Sunday, January 27, 2013

Stepping off the Cottonwood Tree

Here I sit on my weather-stained front porch – warm cup of coffee in hand as the sun begins to climb over the eastern horizon. For people like me, who spend many of their days under fluorescent lighting and glued to a desk, there are fewer joys than taking in the fresh air of country life. It hearkens back to earlier years…

You see, I spent a great deal of my childhood when I wasn’t in school or stuck in detention (stories for another day), wandering the woods and trekking alongside the streams of our families small farmstead. Our little 40-acre slice of heaven had three ponds, a large creek, and a small spring fed stream that lazily twisted and turned down the property until it spilled into the creek. During warm summer days, I would hook the old wagon up to the faded old Arien lawnmower grandpa gave us, and putt-putt-putt our way down to Eagle Creek – the small shallow creek that formed the southern line of our property.

We would walk out to the gravel sandbar, and I would bargain with my brothers to jump in the creek and swim. It seldom worked, but I was never one to let someone hold me back, so I would usually just swim by myself.   I would crawl out onto an old fallen cottonwood tree, which had been uprooted years earlier during a flood and now lay across the entirety of the creek.  I’d make my way out to the middle of the tree and stand up tall, close my eyes, plug my nose and jump off into the deep swimming hole.  The chilly water of the murky, muddy creek washed over me and for a half-hour while my brothers watched both petrified and envious from the shorelines, there wasn’t another care in the world.

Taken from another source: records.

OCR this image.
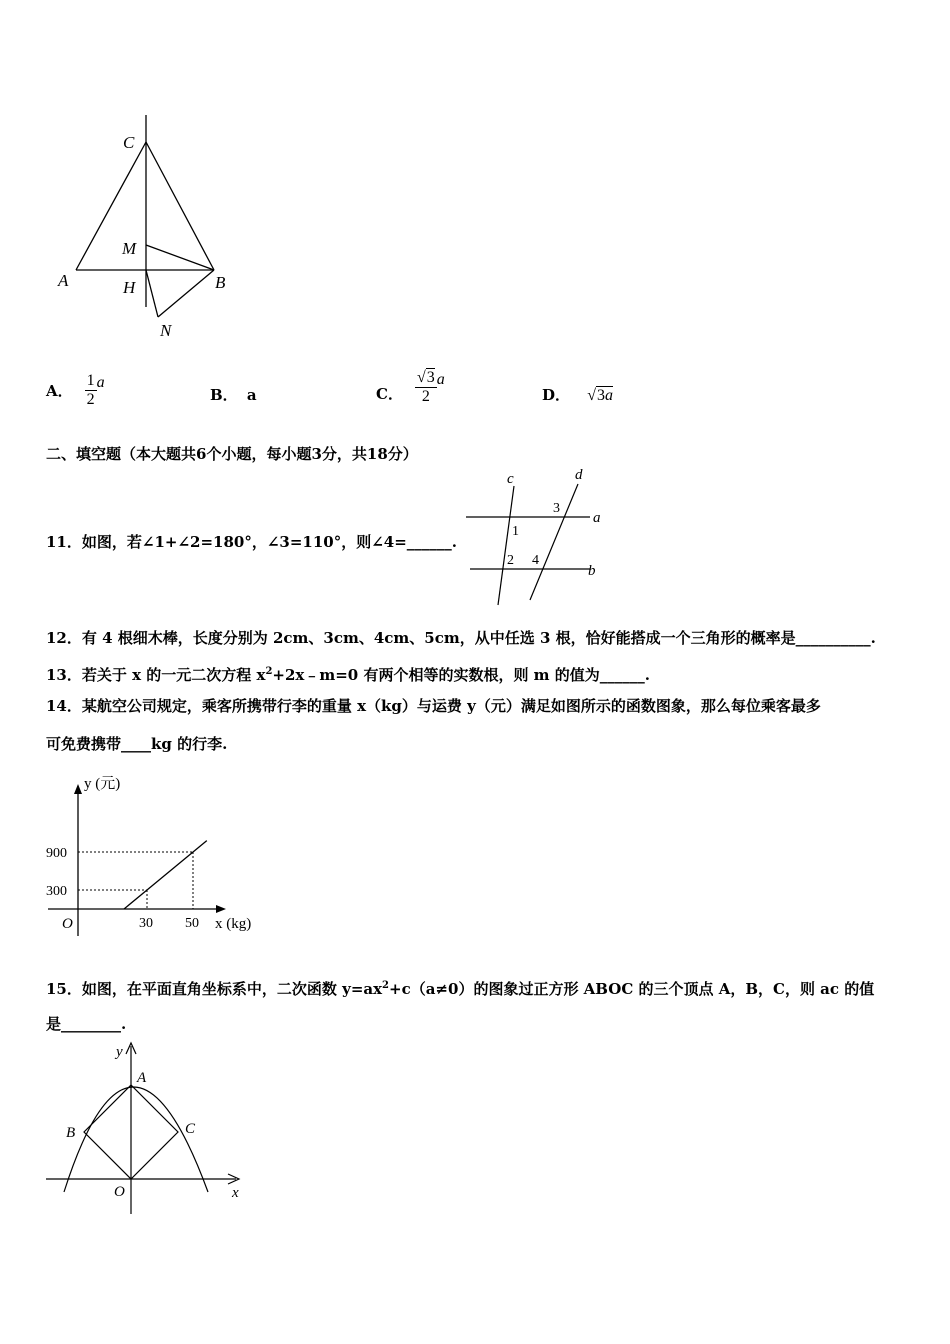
C
M
A	H	B
N
A． $\frac{1}{2}$ a
B． a	C． $\frac{√3}{2}$ a
D． √3a
二、填空题（本大题共6个小题，每小题3分，共18分）
11．如图，若∠1+∠2=180°，∠3=110°，则∠4=______.
c	d
a
b
1
2
3
4
12．有 4 根细木棒，长度分别为 2cm、3cm、4cm、5cm，从中任选 3 根，恰好能搭成一个三角形的概率是__________.
13．若关于 x 的一元二次方程 $x^2+2x﹣m=0$ 有两个相等的实数根，则 m 的值为______.
14．某航空公司规定，乘客所携带行李的重量 x（kg）与运费 y（元）满足如图所示的函数图象，那么每位乘客最多
可免费携带____kg 的行李.
y (元)
x (kg)
O
900
300
30 50
15．如图，在平面直角坐标系中，二次函数 $y=ax^2+c(a\ne 0)$的图象过正方形 ABOC 的三个顶点 A，B，C，则 ac 的值
是________.
y
A
B	C
O	x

After a while, I would climb out of the creek, dry off and we would putt-putt-putt back up to the farmhouse (for the sake of my brothers being sure I’d hit every bump on the dirt path I could find…)

It is moments like these I pray my kids have the opportunity to experience. It’s one of the driving factors for why we decided to look for a homestead of our own on which to settle. When we finally happened upon an available farm to buy, it took me only seconds to decide we would buy this neglected piece of property – complete with acres upon acres of johnsongrass and junk – and turn it into our home. Each night after hours of hard work getting the house ready to move in, we would put away the tools, and occasionally I would stop for a brief moment to take in the twinkling of stars, something I haven’t truly noticed since my childhood. For that one moment, I would realize there is more to life than the race and chase of a career. More to life than the constant push to give into our consumer culture. More to life than often we realize or remember is there.


Decades after wandering my childhood farm, I have a wife and five kids of my own and finally appreciate one of the greatest gifts my parents could have given me; a place where my imagination could run as free as the wind that raced through the trees around me. Years from now, when I lie in bed at the end of what was a long and meaningful life, surrounded by cherished family and friends, I pray one of my final thoughts will be of bare naked feet pressed to the bark of a fallen cottonwood tree moments before I plunge into the water.